Russia accuses Israel of helping regime that glorifies Nazi descendants

Israel is sponsoring a regime that glorifies the grandchildren of Holocaust perpetrators, says Russian Foreign Ministry spokeswoman.

By World Israel News Staff

A Russian Foreign Ministry official said that Israel is aiding the descendants of those who slaughtered Jews in the Holocaust by providing support to secure a nuclear power plant in Ukraine, in a statement on her Telegram channel on Tuesday.

“If only the ancestors of Israel’s current political elite knew that their direct descendants would sponsor a regime that glorified their executioners and Holocaust ideologists!” wrote Russian Foreign Ministry spokeswoman Maria Zakharova.

Zakharova’s statements came hours after Israel’s Atomic Energy Commission Director-General, Moshe Edri said at a conference that the Jewish State had assisted Ukraine in safeguarding its nuclear power plant during the ongoing conflict with Russia.

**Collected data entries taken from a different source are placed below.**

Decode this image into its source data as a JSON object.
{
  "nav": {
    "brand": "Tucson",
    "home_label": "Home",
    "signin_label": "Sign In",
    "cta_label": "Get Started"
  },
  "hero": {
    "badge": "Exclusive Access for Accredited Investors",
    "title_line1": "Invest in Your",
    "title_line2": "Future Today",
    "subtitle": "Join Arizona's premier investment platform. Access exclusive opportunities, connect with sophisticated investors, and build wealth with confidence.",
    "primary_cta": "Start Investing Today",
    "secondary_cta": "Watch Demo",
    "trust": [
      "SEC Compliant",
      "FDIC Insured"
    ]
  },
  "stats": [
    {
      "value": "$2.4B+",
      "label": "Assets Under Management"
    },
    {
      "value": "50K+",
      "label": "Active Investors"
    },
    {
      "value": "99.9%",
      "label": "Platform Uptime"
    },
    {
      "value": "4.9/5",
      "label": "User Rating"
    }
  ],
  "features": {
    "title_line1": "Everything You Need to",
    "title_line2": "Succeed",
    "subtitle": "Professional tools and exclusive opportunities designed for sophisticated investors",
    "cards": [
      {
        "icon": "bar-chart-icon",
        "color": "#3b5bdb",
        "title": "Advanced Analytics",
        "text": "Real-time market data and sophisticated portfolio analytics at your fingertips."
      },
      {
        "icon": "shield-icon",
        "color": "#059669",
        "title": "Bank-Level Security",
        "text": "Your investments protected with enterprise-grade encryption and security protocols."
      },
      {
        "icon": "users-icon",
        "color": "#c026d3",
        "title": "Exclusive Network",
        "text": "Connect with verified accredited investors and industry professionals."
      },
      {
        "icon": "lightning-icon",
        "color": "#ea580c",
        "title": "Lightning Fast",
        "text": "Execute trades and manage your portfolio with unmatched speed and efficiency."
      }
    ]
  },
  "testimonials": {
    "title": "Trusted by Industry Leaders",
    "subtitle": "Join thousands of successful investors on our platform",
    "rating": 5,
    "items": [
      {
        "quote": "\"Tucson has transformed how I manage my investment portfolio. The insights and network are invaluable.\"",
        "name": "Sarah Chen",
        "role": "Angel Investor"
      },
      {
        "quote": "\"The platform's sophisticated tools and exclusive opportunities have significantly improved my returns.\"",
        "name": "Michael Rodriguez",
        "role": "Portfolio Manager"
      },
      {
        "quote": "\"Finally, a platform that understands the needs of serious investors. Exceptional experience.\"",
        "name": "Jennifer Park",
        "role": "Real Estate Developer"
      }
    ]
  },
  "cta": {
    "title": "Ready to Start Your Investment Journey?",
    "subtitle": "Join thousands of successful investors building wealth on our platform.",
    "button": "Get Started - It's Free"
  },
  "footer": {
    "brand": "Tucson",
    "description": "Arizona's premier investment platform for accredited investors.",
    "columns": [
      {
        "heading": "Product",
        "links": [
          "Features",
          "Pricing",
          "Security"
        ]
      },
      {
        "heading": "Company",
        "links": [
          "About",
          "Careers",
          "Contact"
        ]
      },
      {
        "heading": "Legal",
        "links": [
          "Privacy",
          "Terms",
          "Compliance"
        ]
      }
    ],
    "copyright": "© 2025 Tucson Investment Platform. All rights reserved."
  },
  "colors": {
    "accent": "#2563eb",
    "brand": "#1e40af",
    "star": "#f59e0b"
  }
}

Israel has consistently maintained a neutral policy regarding the Russian invasion of Ukraine, which has infuriated both Moscow and Kyiv.

Both countries have accused Israel of secretly supporting the other side, with Ukraine calling for Israel to impose sweeping sanctions on Russian citizens and assets.

Russia has accused Israel of hypocrisy for failing to support what they frame as their “de-Nazification” effort in the embattled Eastern European country.

Officials from both Moscow and Kyiv have consistently evoked the Holocaust throughout the course of the conflict, in an apparent attempt to force Israel to choose a side.

Israel is home to some one million citizens who were born in or are the descendants of first-generation immigrants from former Soviet Union countries, with a large number of them originating from Russia and Ukraine.

Notably, Ukrainian national hero Stefan Bandera – who is frequently honored by name in streets, parks, and monuments throughout the country – collaborated with the Nazis and was a supporter of the deportation and murder of Jews during World War II.

The Babyn Yar massacre, in which a staggering 33,000 Jews were murdered by Nazi forces, took place in Ukraine.

Some local non-Jewish Ukrainians reportedly turned in their Jewish neighbors to the Nazis, leading to what is believed to have been the largest single-day massacre during the Holocaust.